Prometheus Rising by Robert Anton Wilson describes the human mind with the eight-circuit model of Leary. Wilson explains how tunnel-realities are formed:
“Whatever the Thinker thinks, the Prover proves”
And he makes it clear that his book is itself a tunnel-reality written in English to appeal to the third circuit semantic logic of the reader. It is a book to help the reader escape tunnel-realities which is itself a tunnel-reality. That is meta! Meta-programming the reader’s own mental software to become aware of infinity is the subject of chapter 14. Topics include everything from physics to strange loops to Leary to UFOs to evolution to yoga.
Attempting to elevate the reader’s awareness to a higher state with verbal or written language is like trying to “fit a camel through the eye of a needle.” Hence the studying of Koans by students of Zen, religious fasting to deprive the mind, etc… Read Alan Watt’s The Way of Zen for more on that. This book was written by Wilson, who, in his terminology might be a thinker on a higher circuit, trying to communicate to the vast mass of humanity living on the 1st – 3rd circuits. Once a critical mass of humanity becomes aware, society will under-go a quantum leap in development. With that being said, the book is only an introduction, a starting point for a new perspective to grasp human psychology and human existence as “domesticated primates” on Earth. What is left is for the reader to explore the exercises at the end of each chapter and spread the word.
But some may argue that Wilson is himself subject to the same principals he outlines in his book; yes indeed, perhaps the entire book is the ramblings of a man attempting to brainwash his readers into having thoughts of freedom and liberty…

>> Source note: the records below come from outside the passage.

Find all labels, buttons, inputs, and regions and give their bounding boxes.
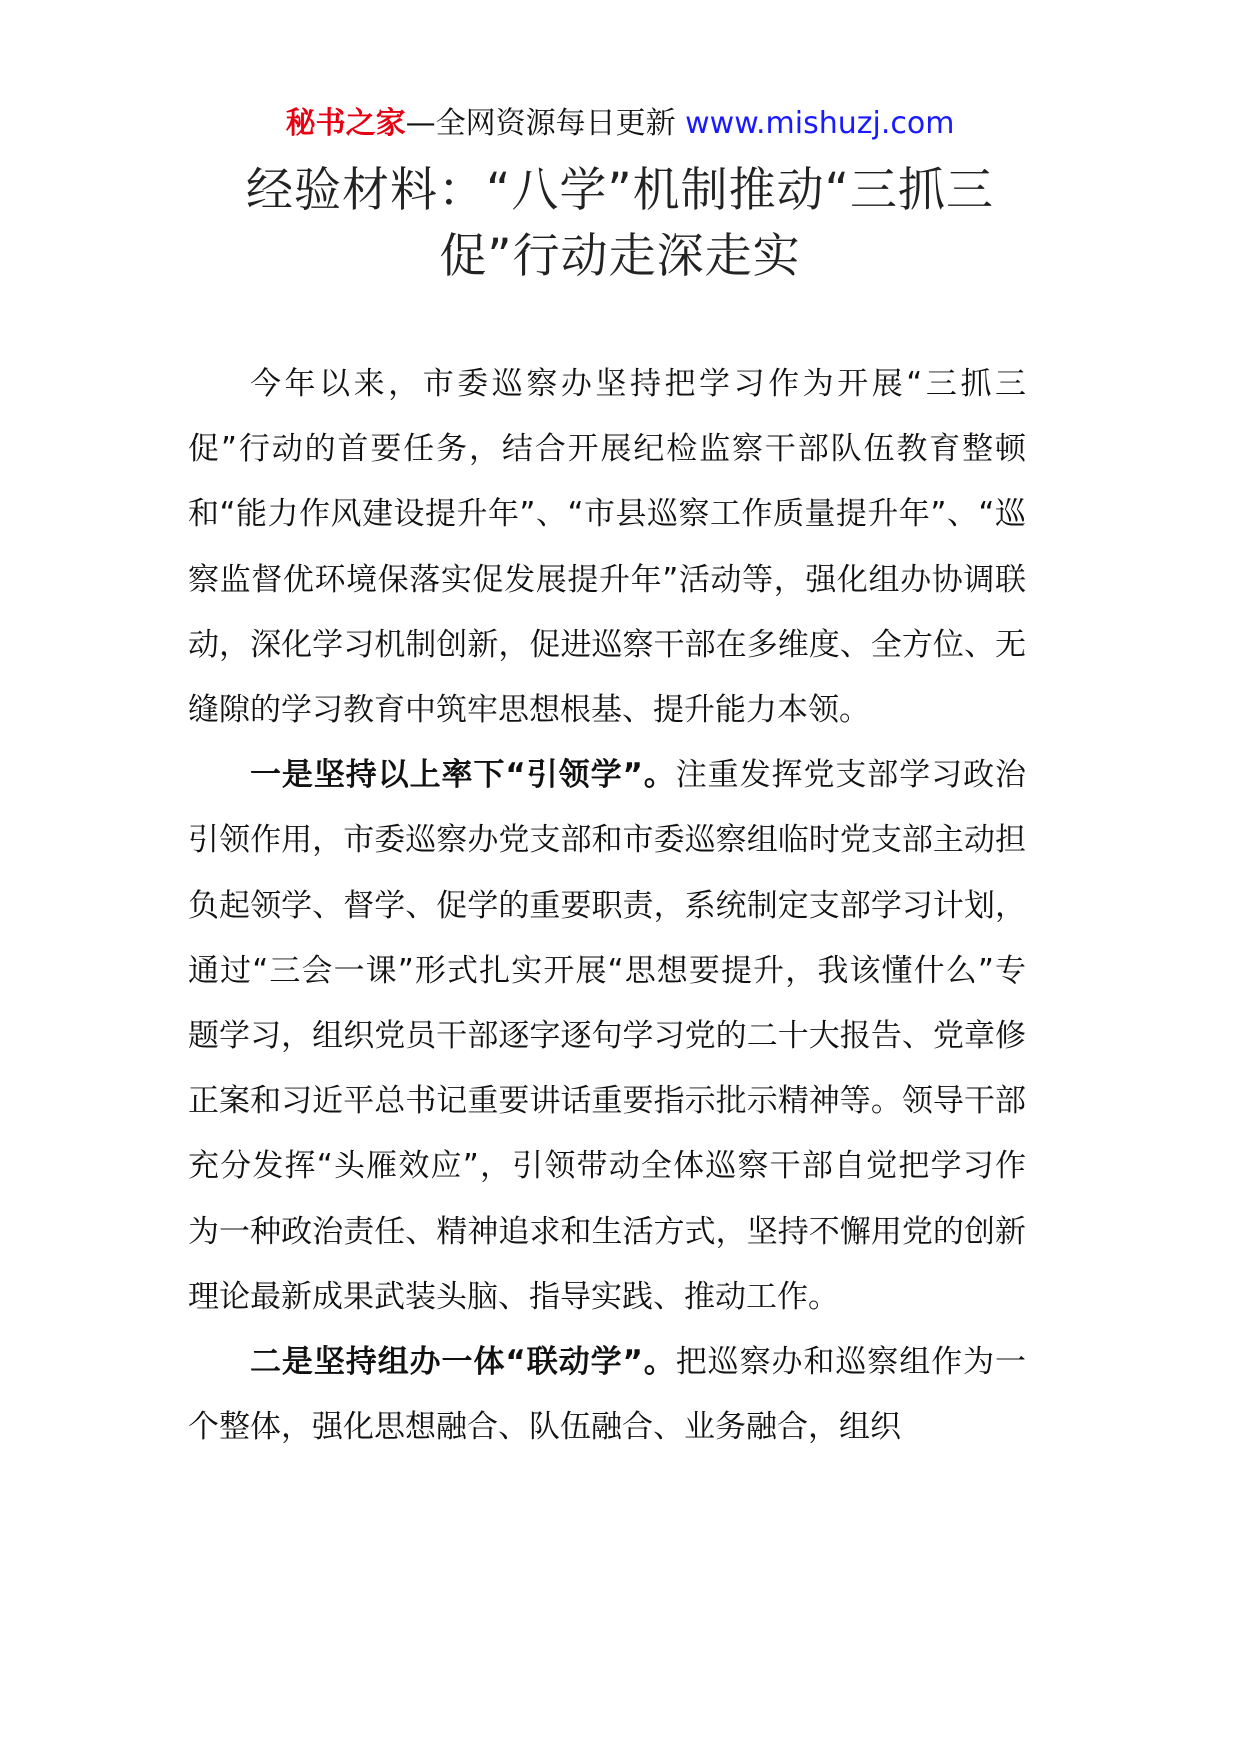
paragraph-lead: 二是坚持组办一体“联动学”。 xyxy=(250,1344,676,1381)
paragraph-text: 今年以来，市委巡察办坚持把学习作为开展“三抓三促”行动的首要任务，结合开展纪检监察干部队伍教育整顿和“能力作风建设提升年”、“市县巡察工作质量提升年”、“巡察监督优环境保落实促发展提升年”活动等，强化组办协调联动，深化学习机制创新，促进巡察干部在多维度、全方位、无缝隙的学习教育中筑牢思想根基、提升能力本领。 xyxy=(188,366,1026,729)
document-body xyxy=(188,352,1026,1460)
paragraph-point-one xyxy=(188,743,1026,1330)
paragraph-text: 注重发挥党支部学习政治引领作用，市委巡察办党支部和市委巡察组临时党支部主动担负起领学、督学、促学的重要职责，系统制定支部学习计划，通过“三会一课”形式扎实开展“思想要提升，我该懂什么”专题学习，组织党员干部逐字逐句学习党的二十大报告、党章修正案和习近平总书记重要讲话重要指示批示精神等。领导干部充分发挥“头雁效应”，引领带动全体巡察干部自觉把学习作为一种政治责任、精神追求和生活方式，坚持不懈用党的创新理论最新成果武装头脑、指导实践、推动工作。 xyxy=(188,757,1027,1315)
site-brand: 秘书之家 xyxy=(285,106,406,141)
paragraph-lead: 一是坚持以上率下“引领学”。 xyxy=(250,757,676,794)
paragraph-point-two xyxy=(188,1330,1026,1460)
document-title: 经验材料：“八学”机制推动“三抓三促”行动走深走实 xyxy=(245,163,995,284)
site-url-link[interactable]: www.mishuzj.com xyxy=(685,106,955,141)
paragraph-intro xyxy=(188,352,1026,743)
site-slogan: —全网资源每日更新 xyxy=(405,106,686,141)
site-header xyxy=(0,104,1240,144)
paragraph-text: 把巡察办和巡察组作为一个整体，强化思想融合、队伍融合、业务融合，组织 xyxy=(188,1344,1027,1446)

Paul Feyerabend’s autobiography, Killing Time, is a nice summary of the life of a very interesting person. Very brief snapshot:
Growing up in Austria he eventually participated (drafted) in World War II and became a Nazi officer. Shot in the spine and disabled for life he went back to university where he studied music, theatre, and science. He became an important intellectual in the philosophy of science. After the war he participated and became a key member of the yearly meetings in Alpbach. His ideas were influenced by Karl Popper (initially), Ludwig Wittgenstein, and Felix Ehrenhaft. He eventually found his way to Berkeley, California where he became a professor. He taught mostly at Berkeley and ETH Zürich.

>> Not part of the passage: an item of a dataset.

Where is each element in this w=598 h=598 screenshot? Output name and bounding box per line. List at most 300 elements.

His life and ideas were intimately connected with many great thinkers of the 20th century: including Karl Popper, Thomas Kuhn, and Imre Lakatos. The autobiography is a good introduction to Feyerabend. Getting to know the background and personal experiences of the great thinker helps gain perspective while reading his philosophical works.
I wonder what, if anything, Feyerabend had to say about Alan Watts? In some ways I feel that Feyerabend has helped to add elements of Eastern Philosophy to Western Philosophy. For instance, Feyerabend’s principal that anything goes and his scientific anarchy seem to have a Zen or Taoist connection. His continual insistence that reality fails to be objectively expressed by language also suggests a connection, but I believe this was also expressed by Wittgenstein?